There is a theoretical universe in which a static language with well-designed libs provide good aesthetics to make developing certain software easy. Meanwhile even as a big functional programming lover I still reach for Python because I can get work done because the libraries are in fact well designed, and the code is easy to work with, and I can fix issues quickly. As a user it’s great, as a library maintainer I gotta apply some more care. Could be better but it's alright

[TeMPOraL]

Largely, but not quite all. E.g. there's only so much information about runtime behavior you can capture in types, and then almost no one captures even half of it in practice. Doing this right requires a lot of experience, plus good knowledge of the problem domain, and it tends to both bloat and ossify the code.

It's easier if you're doing version 2 of a well-tested, scope-limited library, and thus can afford to do some holistic design. But the trend in our industry is to develop iteratively, small releases done often, everything kept at 0.x.y perpetual beta, and on the off chance your project grows old enough to warrant 1.x.y version, it has so much evolutionary baggage that you'd have to rewrite it from scratch to get proper typing in (which, of course, is against the zeitgeist).

[tsimionescu]

How so? The API still breaks if it's strongly typed, the breakage is just easier to spot by downstream consumers.

And note that saying "release as a new major version" is not making the problem disappear, it is simply choosing not to solve the problem, but with a warning on top.

[compiler-guy]

That has not been my experience. Nor Hyrum Wright's (of Hyrum's Law fame [1]), nor Randal Munroe's [2].

Note how things like performance characteristics leak through strong-typing, well designed APIs, and semantic versioning, in spite of non-guarantees around such characteristics.

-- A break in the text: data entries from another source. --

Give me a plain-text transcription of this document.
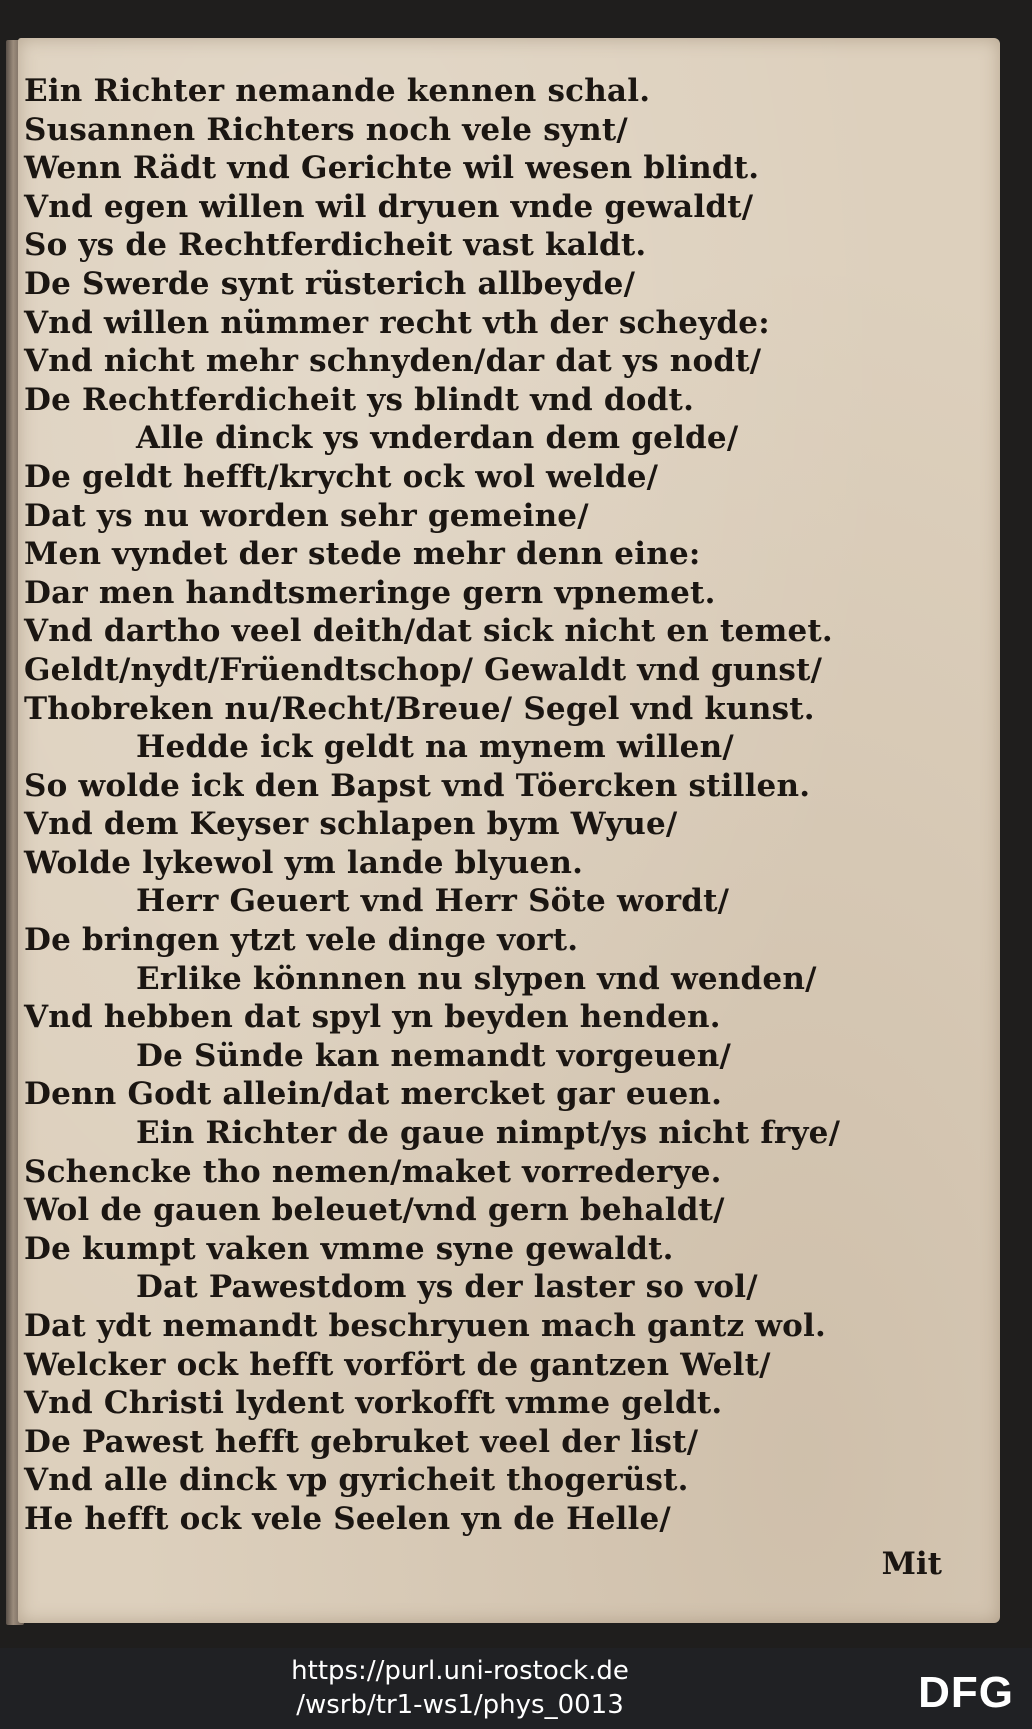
Ein Richter nemande kennen schal.
Susannen Richters noch vele synt/
Wenn Rädt vnd Gerichte wil wesen blindt.
Vnd egen willen wil dryuen vnde gewaldt/
So ys de Rechtferdicheit vast kaldt.
De Swerde synt rüsterich allbeyde/
Vnd willen nümmer recht vth der scheyde:
Vnd nicht mehr schnyden/dar dat ys nodt/
De Rechtferdicheit ys blindt vnd dodt.
Alle dinck ys vnderdan dem gelde/
De geldt hefft/krycht ock wol welde/
Dat ys nu worden sehr gemeine/
Men vyndet der stede mehr denn eine:
Dar men handtsmeringe gern vpnemet.
Vnd dartho veel deith/dat sick nicht en temet.
Geldt/nydt/Früendtschop/ Gewaldt vnd gunst/
Thobreken nu/Recht/Breue/ Segel vnd kunst.
Hedde ick geldt na mynem willen/
So wolde ick den Bapst vnd Töercken stillen.
Vnd dem Keyser schlapen bym Wyue/
Wolde lykewol ym lande blyuen.
Herr Geuert vnd Herr Söte wordt/
De bringen ytzt vele dinge vort.
Erlike könnnen nu slypen vnd wenden/
Vnd hebben dat spyl yn beyden henden.
De Sünde kan nemandt vorgeuen/
Denn Godt allein/dat mercket gar euen.
Ein Richter de gaue nimpt/ys nicht frye/
Schencke tho nemen/maket vorrederye.
Wol de gauen beleuet/vnd gern behaldt/
De kumpt vaken vmme syne gewaldt.
Dat Pawestdom ys der laster so vol/
Dat ydt nemandt beschryuen mach gantz wol.
Welcker ock hefft vorfört de gantzen Welt/
Vnd Christi lydent vorkofft vmme geldt.
De Pawest hefft gebruket veel der list/
Vnd alle dinck vp gyricheit thogerüst.
He hefft ock vele Seelen yn de Helle/
Mit
https://purl.uni-rostock.de
/wsrb/tr1-ws1/phys_0013	DFG
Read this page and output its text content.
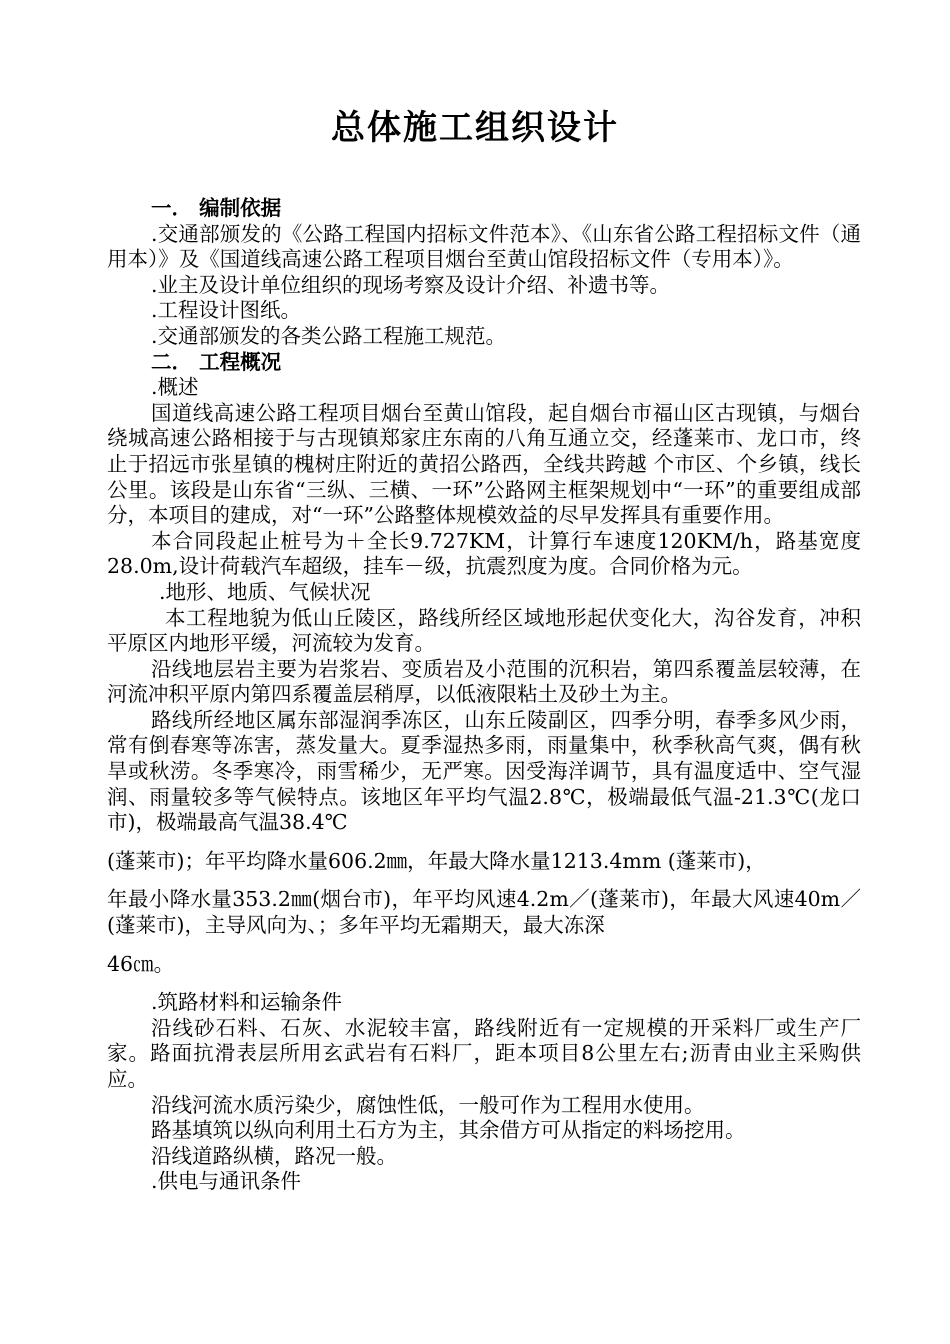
总体施工组织设计

一． 编制依据

.交通部颁发的《公路工程国内招标文件范本》、《山东省公路工程招标文件（通用本）》及《国道线高速公路工程项目烟台至黄山馆段招标文件（专用本）》。

.业主及设计单位组织的现场考察及设计介绍、补遗书等。

.工程设计图纸。

.交通部颁发的各类公路工程施工规范。

二． 工程概况

.概述

国道线高速公路工程项目烟台至黄山馆段，起自烟台市福山区古现镇，与烟台绕城高速公路相接于与古现镇郑家庄东南的八角互通立交，经蓬莱市、龙口市，终止于招远市张星镇的槐树庄附近的黄招公路西，全线共跨越 个市区、个乡镇，线长公里。该段是山东省“三纵、三横、一环”公路网主框架规划中“一环”的重要组成部分，本项目的建成，对“一环”公路整体规模效益的尽早发挥具有重要作用。

本合同段起止桩号为＋全长9.727KM，计算行车速度120KM/h，路基宽度28.0m,设计荷载汽车超级，挂车－级，抗震烈度为度。合同价格为元。

.地形、地质、气候状况

本工程地貌为低山丘陵区，路线所经区域地形起伏变化大，沟谷发育，冲积平原区内地形平缓，河流较为发育。

沿线地层岩主要为岩浆岩、变质岩及小范围的沉积岩，第四系覆盖层较薄，在河流冲积平原内第四系覆盖层稍厚，以低液限粘土及砂土为主。

路线所经地区属东部湿润季冻区，山东丘陵副区，四季分明，春季多风少雨，常有倒春寒等冻害，蒸发量大。夏季湿热多雨，雨量集中，秋季秋高气爽，偶有秋旱或秋涝。冬季寒冷，雨雪稀少，无严寒。因受海洋调节，具有温度适中、空气湿润、雨量较多等气候特点。该地区年平均气温2.8℃，极端最低气温-21.3℃(龙口市)，极端最高气温38.4℃

(蓬莱市)；年平均降水量606.2㎜，年最大降水量1213.4mm (蓬莱市)，

年最小降水量353.2㎜(烟台市)，年平均风速4.2m／(蓬莱市)，年最大风速40m／(蓬莱市)，主导风向为、；多年平均无霜期天，最大冻深

46㎝。

.筑路材料和运输条件

沿线砂石料、石灰、水泥较丰富，路线附近有一定规模的开采料厂或生产厂家。路面抗滑表层所用玄武岩有石料厂，距本项目8公里左右;沥青由业主采购供应。

沿线河流水质污染少，腐蚀性低，一般可作为工程用水使用。

路基填筑以纵向利用土石方为主，其余借方可从指定的料场挖用。

沿线道路纵横，路况一般。

.供电与通讯条件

1. https://medium.com/se-101-software-engineering/what-is-the-h.... 2. https://xkcd.com/1172/

[ShroudedNight]

One of the stories shared with me while working on OpenJ9 was of a customer that used stack overflows as a scheduling mechanism, and at some point they were compelled to update their JVM to a version that incorporated tail-call optimization, which caused their Rube Goldberg scheduler to stop working (by spinning indefinitely).

I would however argue that the existence of a user relying on behaviour that has explicitly been reserved as subject to change must not preclude development from rendering improvements to products. At some point the consumer needs to be on the hook for relying on a positive externality that they do not have a right to.